Week 5 - Juan de Fuca Plate

Hello, fellow travelers!


This week I visited the West Coast of the USA to observe the Juan de Fuca plate. It is a relatively small
tectonic plate, I learned, located between the Pacific plate and the North American plate. The Juan de
Fuca plate formed as a result of the Farallon plate breaking up into a series of smaller plates during the
Oligocene. The plate is currently being subducted underneath the North American plate, a process in
which oceanic lithosphere plunges into the mantle along a convergent boundary. Since the two plates are
coming together, or converging, the stresses involved in this case are compressive, resulting in reverse
faults. Because oceanic crust is more dense, it slides beneath the continental crust. The oceanic plate
subducts into a trench, resulting in earthquakes. Melting of mantle material causes earthquakes at the
subduction zone.
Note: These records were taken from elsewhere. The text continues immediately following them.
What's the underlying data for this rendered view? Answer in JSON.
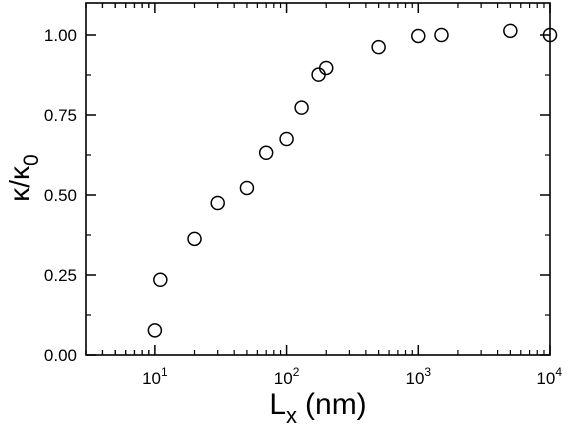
{
  "chart_data": {
    "type": "scatter",
    "xscale": "log",
    "xlim": [
      3,
      10000
    ],
    "ylim": [
      0,
      1.1
    ],
    "xlabel_main": "L",
    "xlabel_sub": "x",
    "xlabel_unit": "(nm)",
    "ylabel_main": "κ/κ",
    "ylabel_sub": "0",
    "xticks": [
      {
        "value": 10,
        "base": "10",
        "exp": "1"
      },
      {
        "value": 100,
        "base": "10",
        "exp": "2"
      },
      {
        "value": 1000,
        "base": "10",
        "exp": "3"
      },
      {
        "value": 10000,
        "base": "10",
        "exp": "4"
      }
    ],
    "yticks": [
      {
        "value": 0.0,
        "label": "0.00"
      },
      {
        "value": 0.25,
        "label": "0.25"
      },
      {
        "value": 0.5,
        "label": "0.50"
      },
      {
        "value": 0.75,
        "label": "0.75"
      },
      {
        "value": 1.0,
        "label": "1.00"
      }
    ],
    "grid": false,
    "marker": "open-circle",
    "points": [
      {
        "x": 10,
        "y": 0.077
      },
      {
        "x": 11,
        "y": 0.235
      },
      {
        "x": 20,
        "y": 0.363
      },
      {
        "x": 30,
        "y": 0.475
      },
      {
        "x": 50,
        "y": 0.522
      },
      {
        "x": 70,
        "y": 0.632
      },
      {
        "x": 100,
        "y": 0.675
      },
      {
        "x": 130,
        "y": 0.773
      },
      {
        "x": 175,
        "y": 0.876
      },
      {
        "x": 200,
        "y": 0.897
      },
      {
        "x": 500,
        "y": 0.962
      },
      {
        "x": 1000,
        "y": 0.997
      },
      {
        "x": 1500,
        "y": 1.0
      },
      {
        "x": 5000,
        "y": 1.013
      },
      {
        "x": 10000,
        "y": 1.0
      }
    ],
    "colors": {
      "ink": "#000000",
      "background": "#ffffff"
    }
  }
}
Juan de Fuca’s plate activity has formed the Cascade Range, the Cascade Volcanic Arc,
and the Pacific Ranges from British Columbia to northern California. Moving north to south down the
Cascade Range, the composition of the rock formed from volcanoes becomes increasingly basaltic.
These geological locations are part of Pacific Ring of Fire, an area where many of the world’s volcanoes
and earthquakes occur. Some ocean-floor sediments are carried down into the subduction zone where the
heat pressure turn them into metamorphic rocks, such as those forming the foundation of the North
Cascades. When the colliding plates cause molten rock to reach the surface, volcanoes form and create
igneous rock. In southern Washington’s Cascade Mountains, Mount St. Helen is notorious for it’s 1980
eruption, where magma deep within the subduction zone violently erupted. The Juan de Fuca plate has
itself broken into three pieces since Farallon’s original fracture: the Gorda plate and the Explorer plate.